Goldman Sachs today raised its forecast for Gold Prices in the spot market, targeting $775 within the next three months from the previous estimate of $715.
"We believe the $50 per ounce rally since Sept. 6 has reflected both a return to fair value and at the same time an increase in fair value as the Dollar has weakened substantially," says the investment bank today.
"Moreover, we believe that gold continues to gain support from the structural realignment in the relationship between gold and the US Dollar, driven mainly by rising consumer and central bank demand in the rapidly growing emerging markets."
In the equities market, Asian stocks ended the day more than 1.4% higher on average, despite Tokyo being closed for a Japanese holiday. European stocks were flat by early afternoon, while Wall Street opened marginally higher.
US Treasury bonds continued to drop out at longer-dated – and therefore more inflation sensitive – end. Ten-year yields ticked up to 4.64% as US trading began Monday.
"Twenty-four of 30 traders, investors and analysts surveyed by Bloomberg from Sydney to Chicago on Sept. 20 and Sept. 21 advised Buying Gold," reported the newswire this morning. But it cautions that gold "might be poised to fall" as the volume of derivatives betting in Comex gold futures has risen sharply.
Now above 400,000 contracts, "open interest" in the Comex gold futures market may rise by another 20,000 contracts tomorrow, when the Oct. contract expires.
"This bulging gold open interest means a lot of institutions are long and at some point if they want to take profits you could have a good correction," says George Gero of RBC Capital Markets.
But "without doubt," counters Wolfgang Wrzesniok in the latest weekly research for Heraeus, the German refinery group. "the present overall environment, including the fundamentals, speaks more positively for gold than last year's price increase, which was primarily driven by speculators.
"This time, despite the high prices, a dramatic fall in demand is not to be expected. For the moment the mining companies are only waiting for dips to buy back more of their old hedges, while demand from longer-term investors (despite all day-to-day volatility in turn-over) continues to hold nicely. This latter is reflected in the increased demand for bars as well as for the physical-backed exchange-traded funds."
In the foreign exchange markets, the European single currency pulled back from a fresh lifetime high against the Dollar above $1.4110 as the political row between Frankfurt and Paris over Eurozone interest rates intensified.

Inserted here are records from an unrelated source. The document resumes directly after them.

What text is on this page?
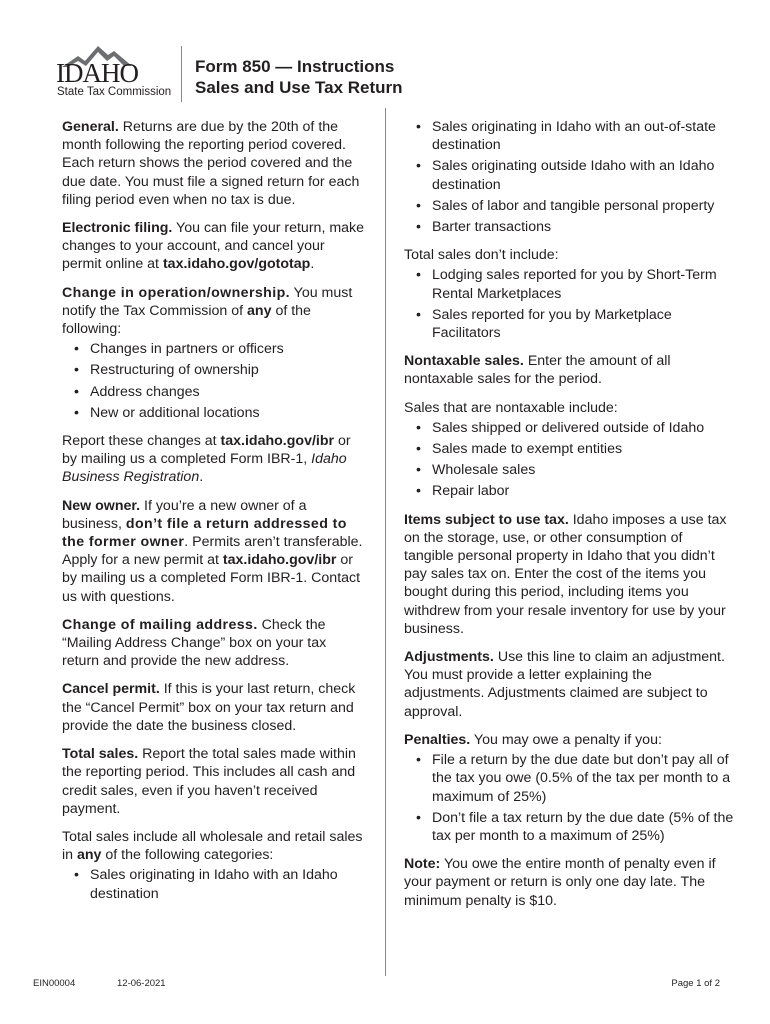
IDAHO
State Tax Commission
Form 850 — Instructions
Sales and Use Tax Return

General. Returns are due by the 20th of the month following the reporting period covered. Each return shows the period covered and the due date. You must file a signed return for each filing period even when no tax is due.

Electronic filing. You can file your return, make changes to your account, and cancel your permit online at tax.idaho.gov/gototap.

Change in operation/ownership. You must notify the Tax Commission of any of the following:

• Changes in partners or officers
• Restructuring of ownership
• Address changes
• New or additional locations

Report these changes at tax.idaho.gov/ibr or by mailing us a completed Form IBR-1, Idaho Business Registration.

New owner. If you’re a new owner of a business, don’t file a return addressed to the former owner. Permits aren’t transferable. Apply for a new permit at tax.idaho.gov/ibr or by mailing us a completed Form IBR-1. Contact us with questions.

Change of mailing address. Check the “Mailing Address Change” box on your tax return and provide the new address.

Cancel permit. If this is your last return, check the “Cancel Permit” box on your tax return and provide the date the business closed.

Total sales. Report the total sales made within the reporting period. This includes all cash and credit sales, even if you haven’t received payment.

Total sales include all wholesale and retail sales in any of the following categories:

• Sales originating in Idaho with an Idaho destination
• Sales originating in Idaho with an out-of-state destination
• Sales originating outside Idaho with an Idaho destination
• Sales of labor and tangible personal property
• Barter transactions

Total sales don’t include:

• Lodging sales reported for you by Short-Term Rental Marketplaces
• Sales reported for you by Marketplace Facilitators

Nontaxable sales. Enter the amount of all nontaxable sales for the period.

Sales that are nontaxable include:

• Sales shipped or delivered outside of Idaho
• Sales made to exempt entities
• Wholesale sales
• Repair labor

Items subject to use tax. Idaho imposes a use tax on the storage, use, or other consumption of tangible personal property in Idaho that you didn’t pay sales tax on. Enter the cost of the items you bought during this period, including items you withdrew from your resale inventory for use by your business.

Adjustments. Use this line to claim an adjustment. You must provide a letter explaining the adjustments. Adjustments claimed are subject to approval.

Penalties. You may owe a penalty if you:

• File a return by the due date but don’t pay all of the tax you owe (0.5% of the tax per month to a maximum of 25%)
• Don’t file a tax return by the due date (5% of the tax per month to a maximum of 25%)

Note: You owe the entire month of penalty even if your payment or return is only one day late. The minimum penalty is $10.

EIN00004	12-06-2021	Page 1 of 2
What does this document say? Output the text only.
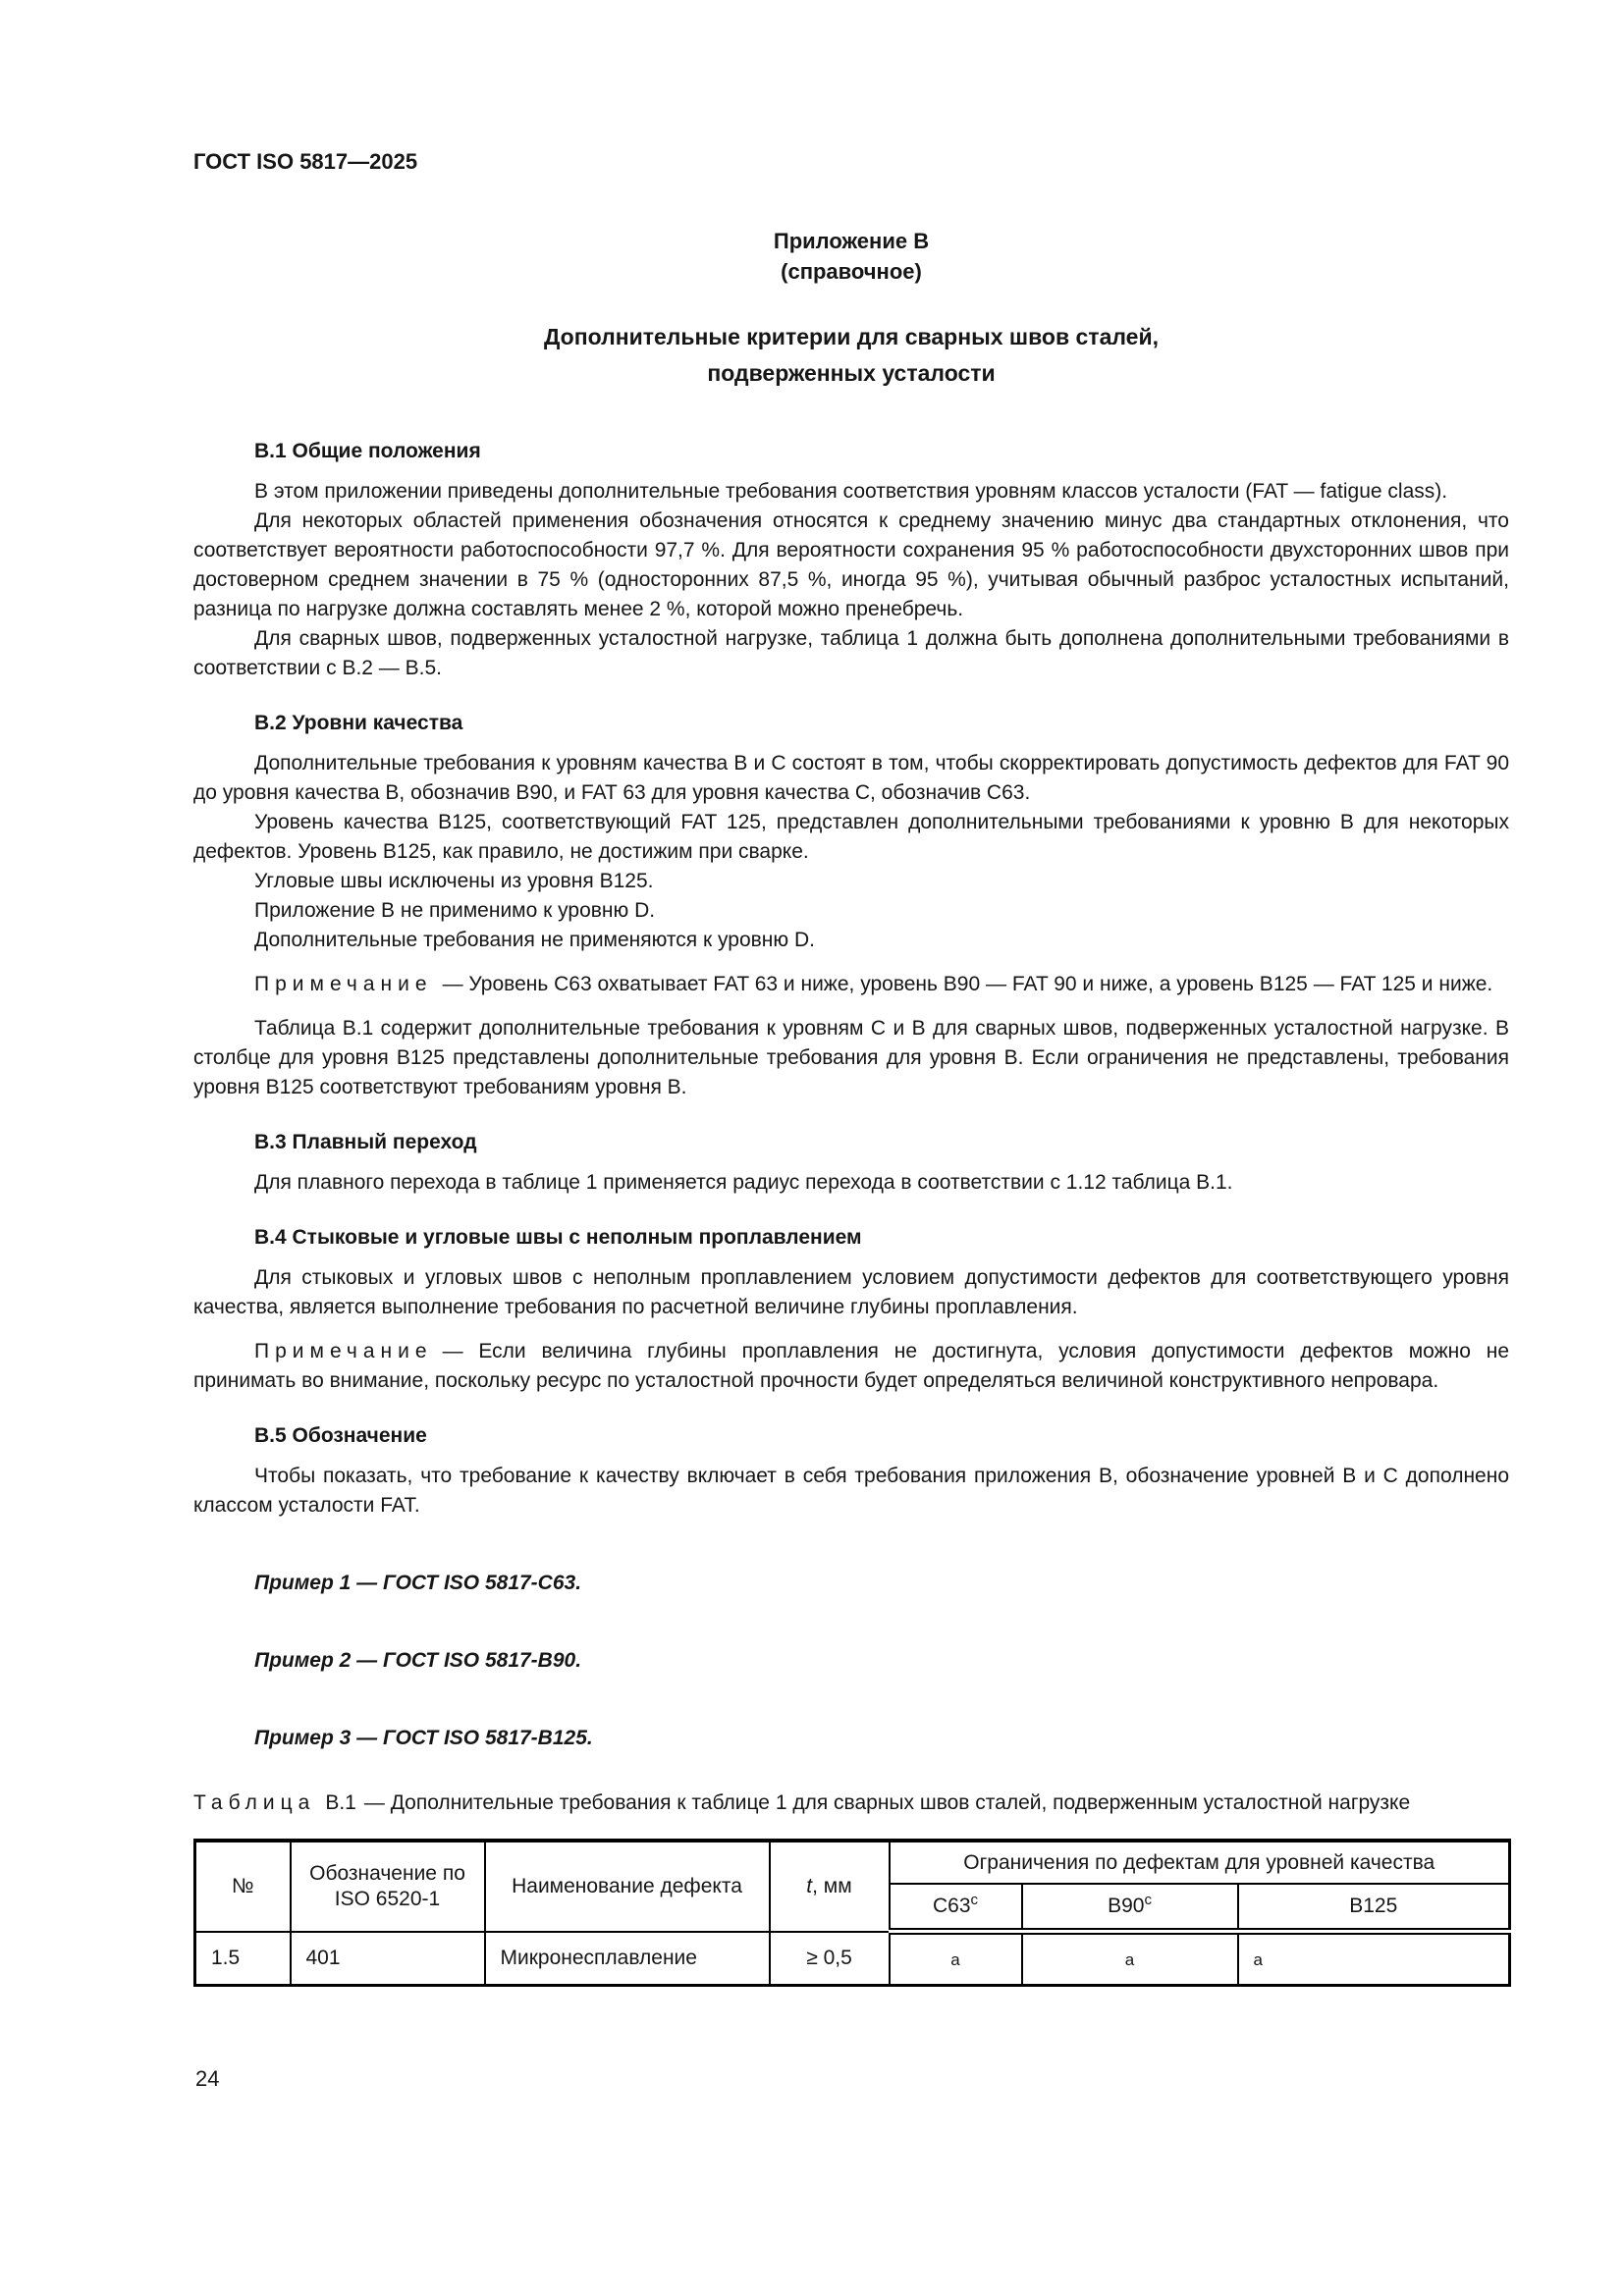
ГОСТ ISO 5817—2025
Приложение В
(справочное)
Дополнительные критерии для сварных швов сталей,
подверженных усталости
В.1 Общие положения

В этом приложении приведены дополнительные требования соответствия уровням классов усталости (FAT — fatigue class).

Для некоторых областей применения обозначения относятся к среднему значению минус два стандартных отклонения, что соответствует вероятности работоспособности 97,7 %. Для вероятности сохранения 95 % работоспособности двухсторонних швов при достоверном среднем значении в 75 % (односторонних 87,5 %, иногда 95 %), учитывая обычный разброс усталостных испытаний, разница по нагрузке должна составлять менее 2 %, которой можно пренебречь.

Для сварных швов, подверженных усталостной нагрузке, таблица 1 должна быть дополнена дополнительными требованиями в соответствии с В.2 — В.5.

В.2 Уровни качества

Дополнительные требования к уровням качества В и С состоят в том, чтобы скорректировать допустимость дефектов для FAT 90 до уровня качества В, обозначив В90, и FAT 63 для уровня качества С, обозначив С63.

Уровень качества В125, соответствующий FAT 125, представлен дополнительными требованиями к уровню В для некоторых дефектов. Уровень В125, как правило, не достижим при сварке.

Угловые швы исключены из уровня В125.

Приложение В не применимо к уровню D.

Дополнительные требования не применяются к уровню D.

Примечание — Уровень С63 охватывает FAT 63 и ниже, уровень В90 — FAT 90 и ниже, а уровень В125 — FAT 125 и ниже.

Таблица В.1 содержит дополнительные требования к уровням С и В для сварных швов, подверженных усталостной нагрузке. В столбце для уровня В125 представлены дополнительные требования для уровня В. Если ограничения не представлены, требования уровня В125 соответствуют требованиям уровня В.

В.3 Плавный переход

Для плавного перехода в таблице 1 применяется радиус перехода в соответствии с 1.12 таблица В.1.

В.4 Стыковые и угловые швы с неполным проплавлением

Для стыковых и угловых швов с неполным проплавлением условием допустимости дефектов для соответствующего уровня качества, является выполнение требования по расчетной величине глубины проплавления.

Примечание — Если величина глубины проплавления не достигнута, условия допустимости дефектов можно не принимать во внимание, поскольку ресурс по усталостной прочности будет определяться величиной конструктивного непровара.

В.5 Обозначение

Чтобы показать, что требование к качеству включает в себя требования приложения В, обозначение уровней В и С дополнено классом усталости FAT.

Пример 1 — ГОСТ ISO 5817-С63.
Пример 2 — ГОСТ ISO 5817-В90.
Пример 3 — ГОСТ ISO 5817-В125.

Таблица В.1 — Дополнительные требования к таблице 1 для сварных швов сталей, подверженным усталостной нагрузке

№	Обозначение по ISO 6520-1	Наименование дефекта	t, мм	Ограничения по дефектам для уровней качества		
				С63$^с$	В90$^с$	В125
1.5	401	Микронесплавление	≥ 0,5	а	а	а
24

Henri Guaino, a close aide to French president Nicholas Sarkozy, said at the weekend that the Euro's strength was eroding the region's competitiveness. Echoing Sarkozy's electioneering of earlier this year, the French government can not "stay silent in the face of this absurdity" he told reporters.
But the head of the European Central Bank, Jean-Claude Trichet, deflected this criticism by pointing to the "no change" decision made by the ECB at its last interest-rate meeting. Trichet had earlier signalled that Euro rates were certain to rise. But that was before the "credit crunch" began to bite.
"[Sarkozy] will fail" according to Alan Greenspan, former chair of the US Federal Reserve. With Eurozone consumer-price inflation still at the upper-end of the ECB's comfort zone, "he doesn't have any leverage."
What's more, the Gold Price in Euros last week hit a new 16-month high above €524 per ounce. History says it's warning that inflation in the region remains a serious threat. Broad money supply growth has been "steeply accelerated" by the European Central Bank's record cash injections to the credit markets since August, taking the rate of expansion "most probably close to 14%" according to analysis by Paul Vreymans at the Work For All think tank.
"That is three times the agreed and repeatedly confirmed target of 4.5% money-supply growth."